Test and trace and vaccination sites are a few initiatives developed to help combat COVID-19, but this took months to coordinate and a year-later for inoculations to be finally distributed.

Elected officials believe this legislation would greatly improve variant tracking and prepare for the overall health and safety response through “Centers of Excellence,” designated by the Department of Health and Human Services (HHS).
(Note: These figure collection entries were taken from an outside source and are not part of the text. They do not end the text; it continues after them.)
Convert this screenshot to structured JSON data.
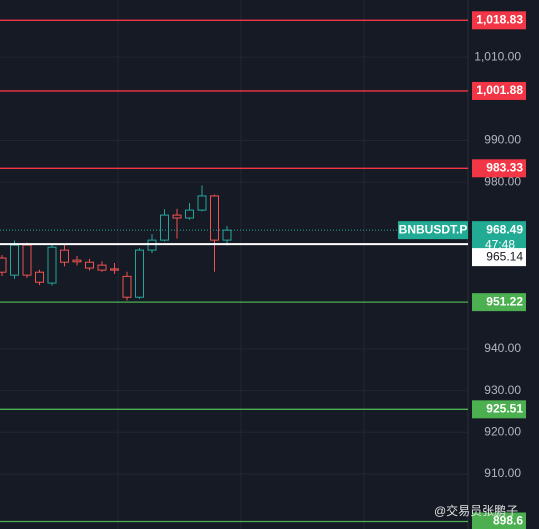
{
  "chart_data": {
    "type": "candlestick",
    "symbol": "BNBUSDT.P",
    "countdown": "47:48",
    "ylim": [
      1023.7,
      896.8
    ],
    "yticks": [
      {
        "value": 1010,
        "label": "1,010.00"
      },
      {
        "value": 990,
        "label": "990.00"
      },
      {
        "value": 980,
        "label": "980.00"
      },
      {
        "value": 940,
        "label": "940.00"
      },
      {
        "value": 930,
        "label": "930.00"
      },
      {
        "value": 920,
        "label": "920.00"
      },
      {
        "value": 910,
        "label": "910.00"
      }
    ],
    "grid": true,
    "up_color": "#26a69a",
    "down_color": "#ef5350",
    "open": [
      961.8,
      957.7,
      964.9,
      958.4,
      955.8,
      963.7,
      961.3,
      960.8,
      960.1,
      959.2,
      957.4,
      952.4,
      963.7,
      966.1,
      972.1,
      971.4,
      973.3,
      976.7,
      966.1
    ],
    "high": [
      962.5,
      966.0,
      965.5,
      959.0,
      965.2,
      965.0,
      962.3,
      961.6,
      961.0,
      960.6,
      958.5,
      964.2,
      967.5,
      973.5,
      973.6,
      975.0,
      979.2,
      977.0,
      969.5
    ],
    "low": [
      957.5,
      956.8,
      957.0,
      955.3,
      955.2,
      959.8,
      960.0,
      958.8,
      958.5,
      958.0,
      951.6,
      952.0,
      963.0,
      965.8,
      966.5,
      971.0,
      973.0,
      958.5,
      964.8
    ],
    "close": [
      958.4,
      964.9,
      957.7,
      956.0,
      964.4,
      960.8,
      960.9,
      959.4,
      958.9,
      958.9,
      952.4,
      963.7,
      966.1,
      972.1,
      971.4,
      973.3,
      976.7,
      966.1,
      968.49
    ],
    "last_price": 968.49,
    "mark_price": 965.14,
    "levels": [
      {
        "value": 1018.83,
        "label": "1,018.83",
        "color": "#f23645"
      },
      {
        "value": 1001.88,
        "label": "1,001.88",
        "color": "#f23645"
      },
      {
        "value": 983.33,
        "color": "#f23645"
      },
      {
        "value": 951.22,
        "color": "#4caf50"
      },
      {
        "value": 925.51,
        "color": "#4caf50"
      },
      {
        "value": 898.6,
        "color": "#4caf50"
      }
    ],
    "watermark": "@交易员张鹏子"
  }
}
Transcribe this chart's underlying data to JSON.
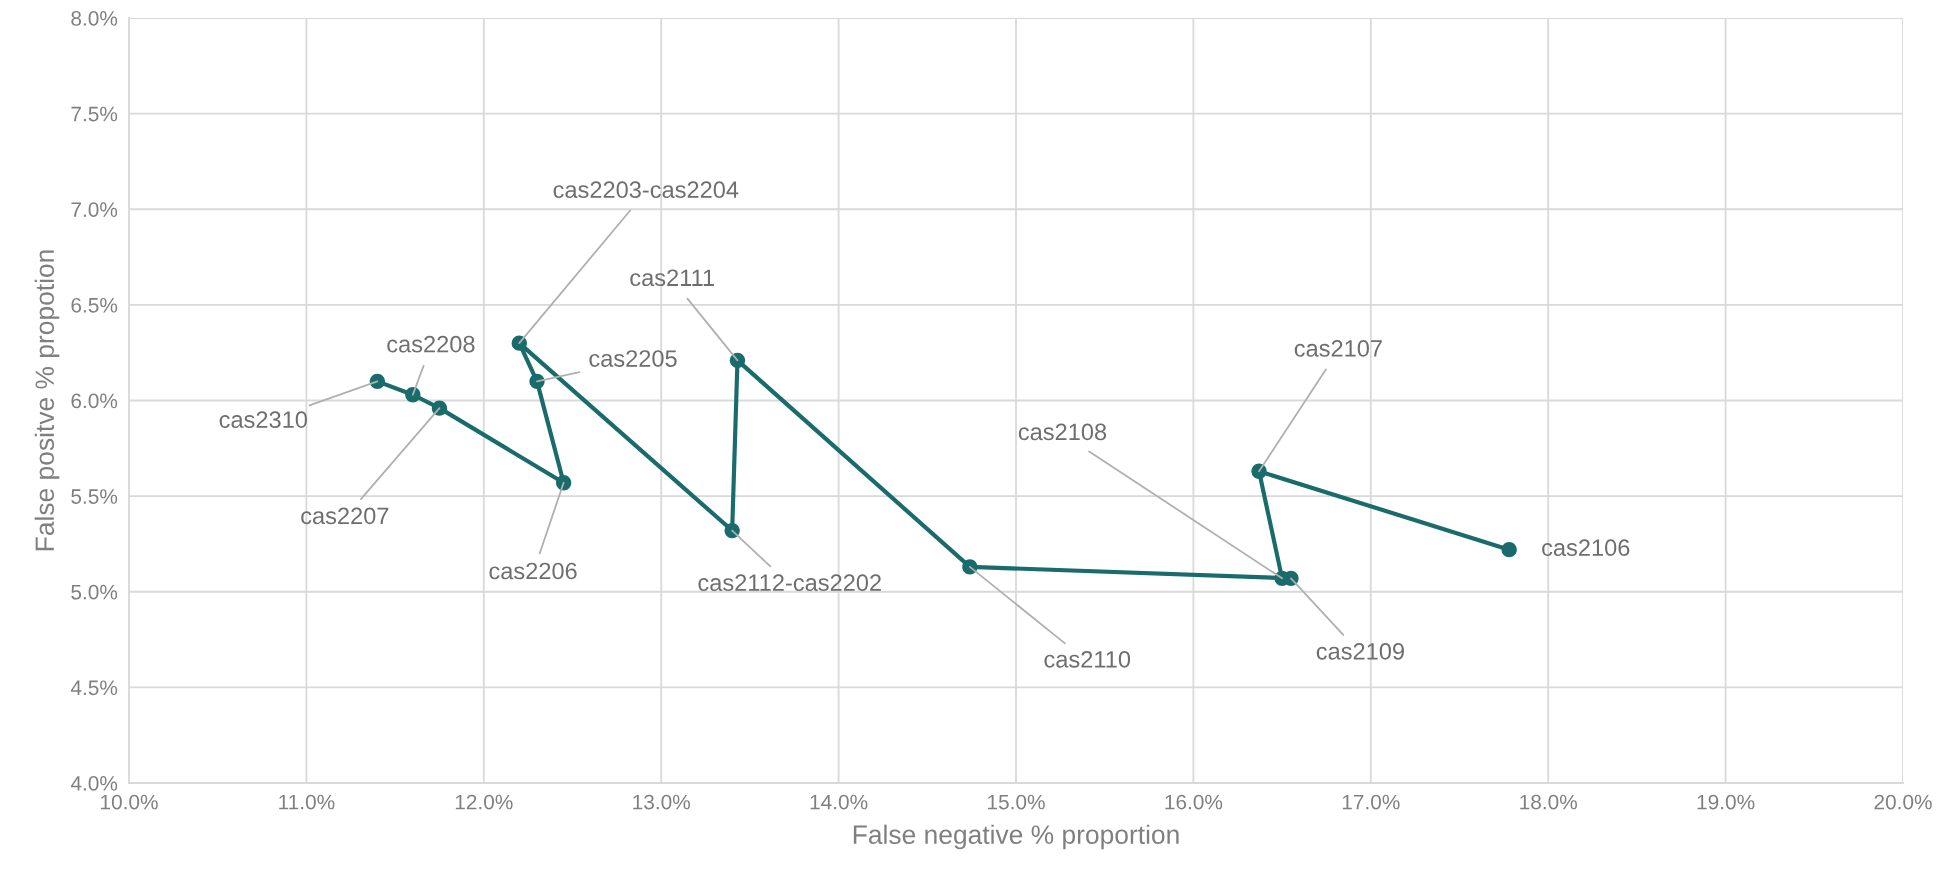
{
  "chart_data": {
    "type": "line",
    "xlabel": "False negative % proportion",
    "ylabel": "False positve % propotion",
    "series": [
      {
        "color": "#1a6b6b",
        "x": [
          17.78,
          16.37,
          16.5,
          16.55,
          14.74,
          13.43,
          13.4,
          12.2,
          12.3,
          12.45,
          11.75,
          11.6,
          11.4
        ],
        "values": [
          5.22,
          5.63,
          5.07,
          5.07,
          5.13,
          6.21,
          5.32,
          6.3,
          6.1,
          5.57,
          5.96,
          6.03,
          6.1
        ]
      }
    ],
    "marker": "circle",
    "line_style": "solid",
    "grid": true,
    "legend": false,
    "xlim": [
      10,
      20
    ],
    "xticks": [
      {
        "value": 10,
        "label": "10.0%"
      },
      {
        "value": 11,
        "label": "11.0%"
      },
      {
        "value": 12,
        "label": "12.0%"
      },
      {
        "value": 13,
        "label": "13.0%"
      },
      {
        "value": 14,
        "label": "14.0%"
      },
      {
        "value": 15,
        "label": "15.0%"
      },
      {
        "value": 16,
        "label": "16.0%"
      },
      {
        "value": 17,
        "label": "17.0%"
      },
      {
        "value": 18,
        "label": "18.0%"
      },
      {
        "value": 19,
        "label": "19.0%"
      },
      {
        "value": 20,
        "label": "20.0%"
      }
    ],
    "ylim": [
      4,
      8
    ],
    "yticks": [
      {
        "value": 4,
        "label": "4.0%"
      },
      {
        "value": 4.5,
        "label": "4.5%"
      },
      {
        "value": 5,
        "label": "5.0%"
      },
      {
        "value": 5.5,
        "label": "5.5%"
      },
      {
        "value": 6,
        "label": "6.0%"
      },
      {
        "value": 6.5,
        "label": "6.5%"
      },
      {
        "value": 7,
        "label": "7.0%"
      },
      {
        "value": 7.5,
        "label": "7.5%"
      },
      {
        "value": 8,
        "label": "8.0%"
      }
    ],
    "annotations": [
      {
        "text": "cas2106",
        "x": 17.78,
        "y": 5.22
      },
      {
        "text": "cas2107",
        "x": 16.37,
        "y": 5.63
      },
      {
        "text": "cas2108",
        "x": 16.5,
        "y": 5.07
      },
      {
        "text": "cas2109",
        "x": 16.55,
        "y": 5.07
      },
      {
        "text": "cas2110",
        "x": 14.74,
        "y": 5.13
      },
      {
        "text": "cas2111",
        "x": 13.43,
        "y": 6.21
      },
      {
        "text": "cas2112-cas2202",
        "x": 13.4,
        "y": 5.32
      },
      {
        "text": "cas2203-cas2204",
        "x": 12.2,
        "y": 6.3
      },
      {
        "text": "cas2205",
        "x": 12.3,
        "y": 6.1
      },
      {
        "text": "cas2206",
        "x": 12.45,
        "y": 5.57
      },
      {
        "text": "cas2207",
        "x": 11.75,
        "y": 5.96
      },
      {
        "text": "cas2208",
        "x": 11.6,
        "y": 6.03
      },
      {
        "text": "cas2310",
        "x": 11.4,
        "y": 6.1
      }
    ]
  }
}
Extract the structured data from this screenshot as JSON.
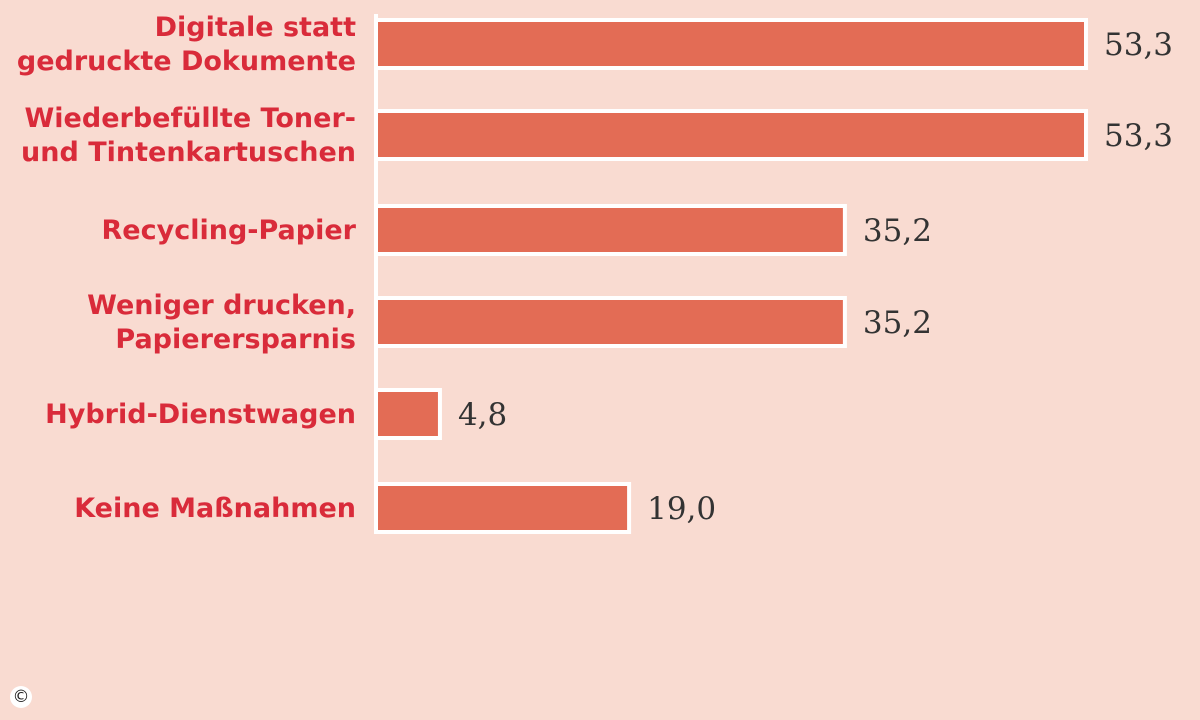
{
  "chart_data": {
    "type": "bar",
    "orientation": "horizontal",
    "categories": [
      [
        "Digitale statt",
        "gedruckte Dokumente"
      ],
      [
        "Wiederbefüllte Toner-",
        "und Tintenkartuschen"
      ],
      [
        "Recycling-Papier"
      ],
      [
        "Weniger drucken,",
        "Papierersparnis"
      ],
      [
        "Hybrid-Dienstwagen"
      ],
      [
        "Keine Maßnahmen"
      ]
    ],
    "values": [
      53.3,
      53.3,
      35.2,
      35.2,
      4.8,
      19.0
    ],
    "value_labels": [
      "53,3",
      "53,3",
      "35,2",
      "35,2",
      "4,8",
      "19,0"
    ],
    "xlim": [
      0,
      53.3
    ],
    "grid": false,
    "colors": {
      "background": "#f9dbd1",
      "bar": "#e36c55",
      "bar_outline": "#ffffff",
      "label": "#d92b3a",
      "value": "#333333",
      "axis": "#ffffff"
    }
  },
  "footer": {
    "copyright_symbol": "©"
  }
}
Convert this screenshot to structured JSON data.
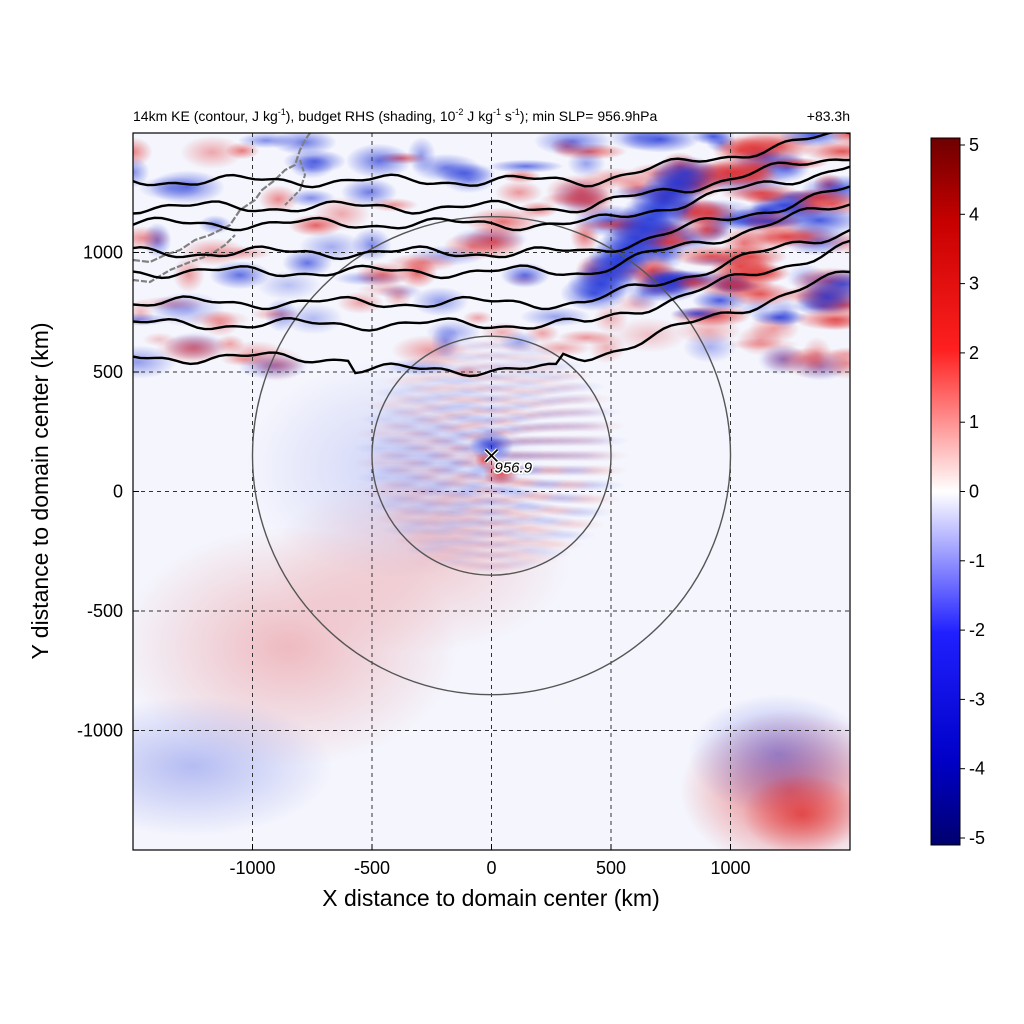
{
  "chart_data": {
    "type": "heatmap",
    "title_left": {
      "p1": "14km KE (contour, J kg",
      "s1": "-1",
      "p2": "), budget RHS (shading, 10",
      "s2": "-2",
      "p3": " J kg",
      "s3": "-1",
      "p4": " s",
      "s4": "-1",
      "p5": "); min SLP= 956.9hPa"
    },
    "title_right": "+83.3h",
    "xlabel": "X distance to domain center (km)",
    "ylabel": "Y distance to domain center (km)",
    "xlim": [
      -1500,
      1500
    ],
    "ylim": [
      -1500,
      1500
    ],
    "x_ticks": [
      -1000,
      -500,
      0,
      500,
      1000
    ],
    "y_ticks": [
      -1000,
      -500,
      0,
      500,
      1000
    ],
    "grid": "dashed",
    "colorbar": {
      "min": -5,
      "max": 5,
      "ticks": [
        5,
        4,
        3,
        2,
        1,
        0,
        -1,
        -2,
        -3,
        -4,
        -5
      ],
      "colors": [
        "#00006e",
        "#0000ff",
        "#ffffff",
        "#ff0000",
        "#6e0000"
      ]
    },
    "storm": {
      "x": 0,
      "y": 150,
      "label": "956.9"
    },
    "radius_circles": [
      {
        "center_x": 0,
        "center_y": 150,
        "radius_km": 500
      },
      {
        "center_x": 0,
        "center_y": 150,
        "radius_km": 1000
      }
    ],
    "ke_contour_base_y_km": [
      1300,
      1190,
      1120,
      1000,
      920,
      790,
      700,
      560
    ]
  }
}
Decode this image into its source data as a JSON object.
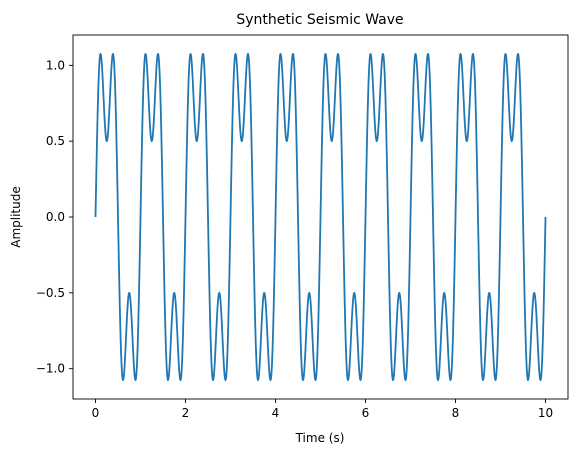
{
  "chart_data": {
    "type": "line",
    "title": "Synthetic Seismic Wave",
    "xlabel": "Time (s)",
    "ylabel": "Amplitude",
    "xlim": [
      -0.5,
      10.5
    ],
    "ylim": [
      -1.2,
      1.2
    ],
    "xticks": [
      0,
      2,
      4,
      6,
      8,
      10
    ],
    "xtick_labels": [
      "0",
      "2",
      "4",
      "6",
      "8",
      "10"
    ],
    "yticks": [
      -1.0,
      -0.5,
      0.0,
      0.5,
      1.0
    ],
    "ytick_labels": [
      "−1.0",
      "−0.5",
      "0.0",
      "0.5",
      "1.0"
    ],
    "grid": false,
    "legend": "none",
    "series": [
      {
        "color": "#1f77b4",
        "function": "sin(2*pi*1*t) + 0.5*sin(2*pi*3*t)",
        "x_range": [
          0,
          10
        ],
        "samples": 1000
      }
    ]
  }
}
In addition to providing a holistic approach to care, the bill will afford academic medical centers the ability to leverage public and private partnerships to help provide clinician training, infection prevention, public health surveillance and outcome tracking, public outreach and education, clinical research, and development for testing, treatment, and vaccines. It also allows the HHS to award grants, contracts, or cooperative agreements to academic medical centers expediting their proactive care in COVID-19 patients, survivor recovery, mental health services for healthcare workers, equitable healthcare for all (combating disparities in low-income communities), health education, and more. 

“During COVID-19, academic medical centers were the epicenter of the epicenter, the cutting edge in research responding to COVID-19. Much of the needed trials, much of the needed research, the patients were here and the discoveries and treatment remain in centers like this. We need to continue funding them. We need to support them in order to make scientific progress,” Maloney said.